Fig. 8. Kinetochores are no longer clustered near SPBs in spc24-2 cells. (A) Mcm21p, Okp1p and Spc24p are associated with CEN3 DNA in ndc80-1 and spc24-2 cells. Cells of ndc80-1 (lanes 1–8) and spc24-2 (lanes 9–12) were tested for Mcm21p (lanes 1, 2, 9 and 10), Okp1p (lanes 3, 4, 11 and 12) and Spc24p (lanes 5–8) CEN3 DNA localization by ChIP at 23°C (lanes 5 and 6), or after 3 h at 37°C (lanes 1–4 and 7–12) using anti-Mcm21p (lanes 2 and 10), anti-Okp1p (lanes 4 and 12) or anti-Spc24p antibodies (lanes 6 and 8). Binding to regions left (ChIII-L) and right (ChIII-R) of CEN3 was tested as controls. Yeast lysates were assayed without precipitation (Load: lanes 1, 3, 5, 7, 9 and 11). (B) Localization of Mcm21p-9Myc in spc24-2 cells. Cells of spc24-2 MCM21-9Myc and spc24-2 were shifted from 23 to 37°C for 3 h. Fixed cells were analysed by indirect immunofluorescence using anti-Myc and anti-tubulin antibodies. DNA was stained with DAPI. The three signals were merged to compare localization.
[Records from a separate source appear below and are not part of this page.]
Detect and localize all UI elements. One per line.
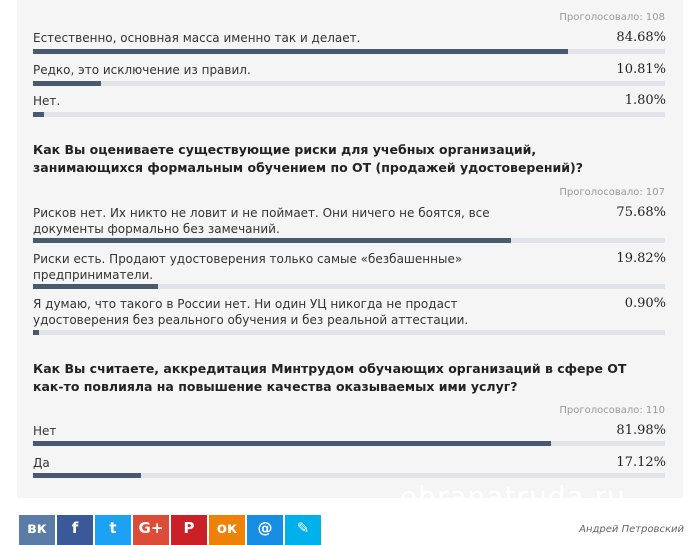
vk-share-button[interactable]: вк	[19, 515, 55, 545]
watermark: ohranatruda.ru	[400, 480, 626, 513]
poll-option-percent: 19.82%	[616, 251, 666, 266]
google-plus-share-button[interactable]: G+	[133, 515, 169, 545]
facebook-icon: f	[71, 519, 79, 537]
livejournal-icon: ✎	[296, 519, 310, 537]
vote-count: Проголосовало: 107	[559, 187, 665, 198]
poll-option-percent: 75.68%	[616, 205, 666, 220]
poll-bar-track	[33, 284, 665, 289]
vote-count: Проголосовало: 108	[559, 12, 665, 23]
poll-option-label: Рисков нет. Их никто не ловит и не пойма…	[33, 206, 490, 236]
livejournal-share-button[interactable]: ✎	[285, 515, 321, 545]
vk-icon: вк	[27, 519, 47, 537]
poll-option-label: Да	[33, 456, 50, 470]
poll-option-label: Риски есть. Продают удостоверения только…	[33, 252, 463, 282]
poll-bar-fill	[33, 49, 569, 54]
poll-bar-track	[33, 441, 665, 446]
poll-bar-track	[33, 238, 665, 243]
poll-option-percent: 84.68%	[616, 30, 666, 45]
vote-count: Проголосовало: 110	[559, 405, 665, 416]
poll-option-label: Естественно, основная масса именно так и…	[33, 31, 361, 45]
twitter-share-button[interactable]: t	[95, 515, 131, 545]
poll-bar-fill	[33, 441, 552, 446]
poll-question: Как Вы оцениваете существующие риски для…	[33, 142, 583, 175]
poll-bar-track	[33, 81, 665, 86]
odnoklassniki-icon: ок	[216, 519, 238, 537]
mail-ru-share-button[interactable]: @	[247, 515, 283, 545]
poll-bar-track	[33, 330, 665, 335]
odnoklassniki-share-button[interactable]: ок	[209, 515, 245, 545]
poll-question: Как Вы считаете, аккредитация Минтрудом …	[33, 361, 627, 394]
pinterest-icon: P	[183, 519, 195, 537]
poll-bar-track	[33, 49, 665, 54]
poll-option-label: Нет.	[33, 94, 61, 108]
poll-option-label: Редко, это исключение из правил.	[33, 63, 251, 77]
twitter-icon: t	[109, 519, 117, 537]
poll-option-label: Я думаю, что такого в России нет. Ни оди…	[33, 297, 469, 327]
poll-bar-track	[33, 473, 665, 478]
poll-bar-track	[33, 112, 665, 117]
poll-option-percent: 17.12%	[616, 455, 666, 470]
poll-bar-fill	[33, 284, 159, 289]
mail-ru-icon: @	[257, 519, 273, 537]
pinterest-share-button[interactable]: P	[171, 515, 207, 545]
poll-bar-fill	[33, 330, 39, 335]
poll-bar-fill	[33, 238, 512, 243]
poll-option-percent: 1.80%	[624, 93, 666, 108]
poll-bar-fill	[33, 112, 45, 117]
poll-option-label: Нет	[33, 424, 57, 438]
poll-option-percent: 10.81%	[616, 62, 666, 77]
poll-bar-fill	[33, 81, 102, 86]
poll-bar-fill	[33, 473, 142, 478]
poll-option-percent: 81.98%	[616, 423, 666, 438]
author-name: Андрей Петровский	[579, 524, 684, 535]
google-plus-icon: G+	[138, 519, 164, 537]
facebook-share-button[interactable]: f	[57, 515, 93, 545]
poll-option-percent: 0.90%	[624, 296, 666, 311]
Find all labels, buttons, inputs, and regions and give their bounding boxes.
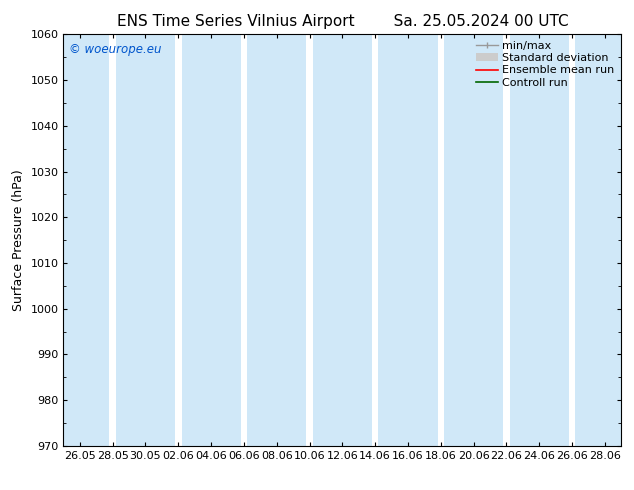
Bar [444,34,503,446]
Bar [313,34,372,446]
Bar [50,34,109,446]
Text: © woeurope.eu: © woeurope.eu [69,43,162,55]
Bar [181,34,241,446]
Bar [576,34,634,446]
Y-axis label: Surface Pressure (hPa): Surface Pressure (hPa) [12,169,25,311]
Bar [510,34,569,446]
Bar [378,34,437,446]
Bar [247,34,306,446]
Title: ENS Time Series Vilnius Airport        Sa. 25.05.2024 00 UTC: ENS Time Series Vilnius Airport Sa. 25.0… [117,14,568,29]
Bar [116,34,175,446]
Legend: min/max, Standard deviation, Ensemble mean run, Controll run: min/max, Standard deviation, Ensemble me… [472,38,618,91]
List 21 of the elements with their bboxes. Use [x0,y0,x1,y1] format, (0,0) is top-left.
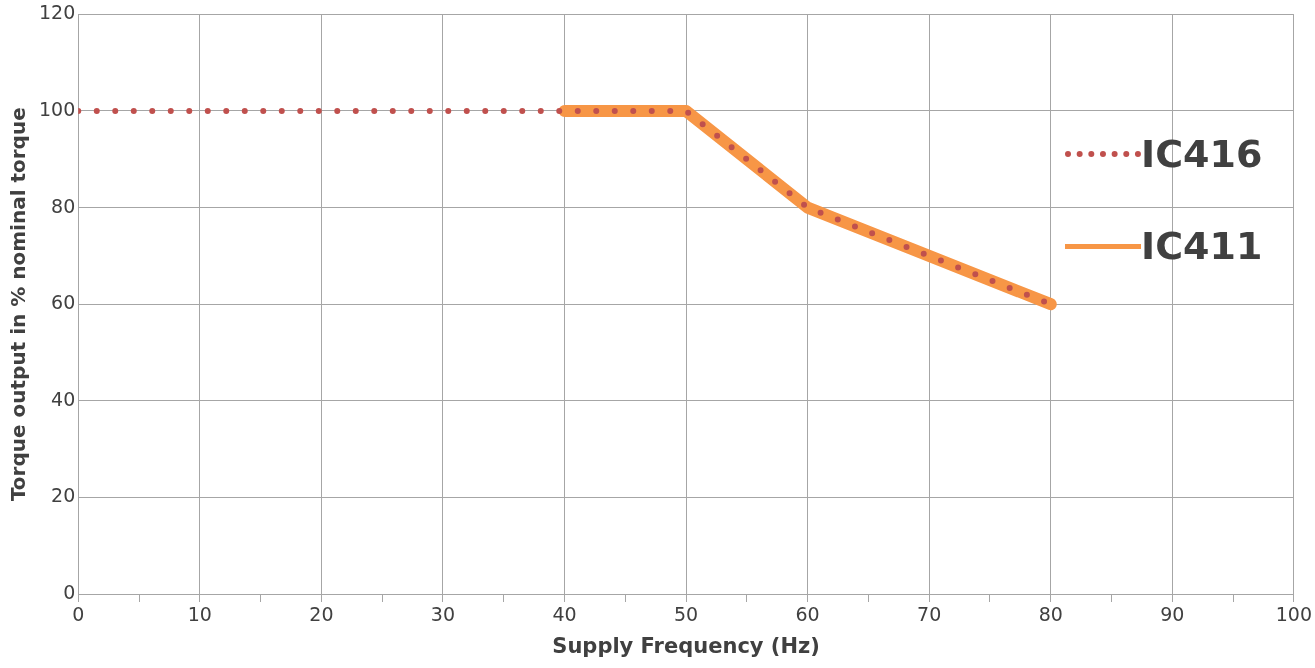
x-tick-label: 10 [187,603,212,626]
legend-label: IC416 [1141,132,1263,176]
y-tick-label: 20 [51,484,76,507]
y-tick-label: 0 [63,580,76,603]
x-tick-label: 60 [795,603,820,626]
x-axis-title: Supply Frequency (Hz) [552,633,820,658]
y-tick-label: 120 [39,1,76,24]
y-tick-label: 60 [51,291,76,314]
y-axis-title: Torque output in % nominal torque [6,107,31,502]
y-tick-label: 40 [51,387,76,410]
y-tick-label: 100 [39,97,76,120]
x-tick-label: 100 [1275,603,1312,626]
x-tick-label: 20 [309,603,334,626]
x-tick-label: 80 [1038,603,1063,626]
x-tick-label: 40 [552,603,577,626]
x-tick-label: 90 [1160,603,1185,626]
x-tick-label: 30 [430,603,456,626]
x-tick-label: 70 [917,603,942,626]
legend-label: IC411 [1141,224,1263,268]
y-tick-label: 80 [51,194,76,217]
x-tick-label: 50 [673,603,699,626]
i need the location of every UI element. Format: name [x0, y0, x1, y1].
DAPI is shown in blue, the Mcm21p signal in red and microtubules in green. (C) Mcm21p levels remain constant. spc24-2 (lanes 3 and 6) and spc24-2 MCM21-9Myc cells (lanes 1, 2, 4 and 5) were grown at 23°C. One-half of the culture was incubated for 3 h at 37°C (lanes 2, 3, 5 and 6). Cell extracts were separated by SDS–PAGE and transferred to a nitrocellulose membrane. The membrane was stained with Ponceau S (lanes 1–3) to visualize proteins and then processed with anti-Myc antibodies (lanes 4–6). (D and E) Synchronized wild-type, spc24-2 and spc25-7 cells with GFP-labelled CEN5 DNA were shifted to 37°C. Cells were processed by anti-tubulin immunofluorescence and then analysed by confocal microscopy. (D) Large budded wild-type (panel 1) or spc24-2 cells (panels 2 and 3) containing an anaphase spindle. Tubulin is shown in red, CEN5 in green and DAPI in blue. (E) The position of CEN5 (green dot in cartoon) relative to the spindle pole (intersection of astral and nuclear microtubules) in the mother cell body of cells with an anaphase spindle was determined. Each CEN5 signal was counted separately. At least 100 cells were analysed. (B and D) Bars: 5 µm.

Fig. 9. Alignment of homologues of Nuf2p and Spc24p (program Clustal_X; Thompson et al., 1997). Homologous proteins were identified in a BLAST search (program WU-blastp; database, swall; matrix, blosum62; Altschul and Gish, 1996) using the protein sequence of Nuf2p and Spc24p. (A) The S.pombe homologue of Nuf2p, C27F1.04C [P(N) of 1.1 × 10^–27; high score of 318], is a hypothetical 51.9 kDa protein. The human MPP1 protein is homologue of Nuf2p [P(N) of 1.3 × 10^–10; high score of 183]. Note that MPP1 is a protein of 225 kDa (Fritzler et al., 2000). (B) The S.pombe homologue of Spc24p, C336.08, is a hypothetical 23.0 kDa protein [P(N) of 2.1 × 10^–10; high score of 148]. Identical amino acids are highlighted in black and similar amino acids in grey.